Zur Europawahl

Veröffentlicht am 26.05.2014 in Europa
 

„Ein fantastisches Ergebnis!“

 

Die SPD hat bei der Europawahl über 27 Prozent geholt – und damit gegenüber 2009 sechseinhalb Prozentpunkte zugelegt. „Das ist der größte Zugewinn, den die SPD bei einer deutschlandweiten Wahl jemals erreicht hat“, sagte SPD-Chef Sigmar Gabriel unter großem Applaus am Sonntag in Berlin.

Die SPD hat bei der Europawahl 2014 eine eindrucksvolle Wende geschafft: Laut vorläufigem Endergebnis haben die Sozialdemokraten 27,3 Prozent eingefahren – ein Zugewinn von 6,45 Prozentpunkten gegenüber der Wahl von 2009.
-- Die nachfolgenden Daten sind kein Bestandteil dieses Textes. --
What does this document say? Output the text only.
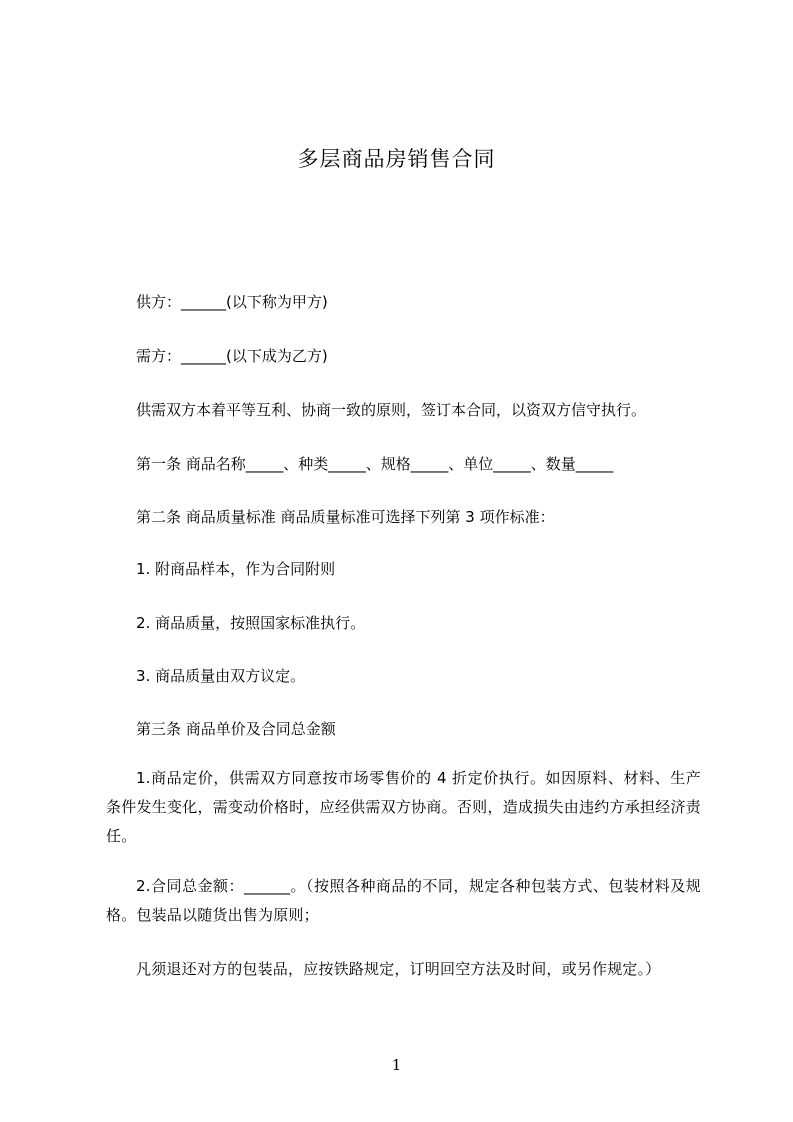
多层商品房销售合同
供方：______(以下称为甲方)
需方：______(以下成为乙方)
供需双方本着平等互利、协商一致的原则，签订本合同，以资双方信守执行。
第一条 商品名称_____、种类_____、规格_____、单位_____、数量_____
第二条 商品质量标准 商品质量标准可选择下列第 3 项作标准：
1. 附商品样本，作为合同附则
2. 商品质量，按照国家标准执行。
3. 商品质量由双方议定。
第三条 商品单价及合同总金额
1.商品定价，供需双方同意按市场零售价的 4 折定价执行。如因原料、材料、生产条件发生变化，需变动价格时，应经供需双方协商。否则，造成损失由违约方承担经济责任。
2.合同总金额：______。（按照各种商品的不同，规定各种包装方式、包装材料及规格。包装品以随货出售为原则；
凡须退还对方的包装品，应按铁路规定，订明回空方法及时间，或另作规定。）
1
SPD gewinnt dazu, Union verliert deutlich

Die Union hat im Gegenzug über zweieinhalb Prozentpunkte verloren und landet bei rund 35 Prozent. Noch klarer ist der Verlust der Union im Vergleich zur Bundestagswahl 2013: Damals hatten CDU und CSU zusammen noch ein Ergebnis von 41,5 Prozent erzielt

Jubel im Willy-Brandt-Haus: die SPD legt deutlich zu.
Jubel im Willy-Brandt-Haus über den deutlichen Stimmenzuwachs. (Foto: dpa)

 

Schulz: Dank an die Wählerinnen und Wähler

Martin Schulz zeigte sich überwältigt von dem massiven Stimmenzuwachs der Sozialdemokraten. Er dankte den Wählerinnen und Wählern, „die uns das Vertrauen gegeben haben“.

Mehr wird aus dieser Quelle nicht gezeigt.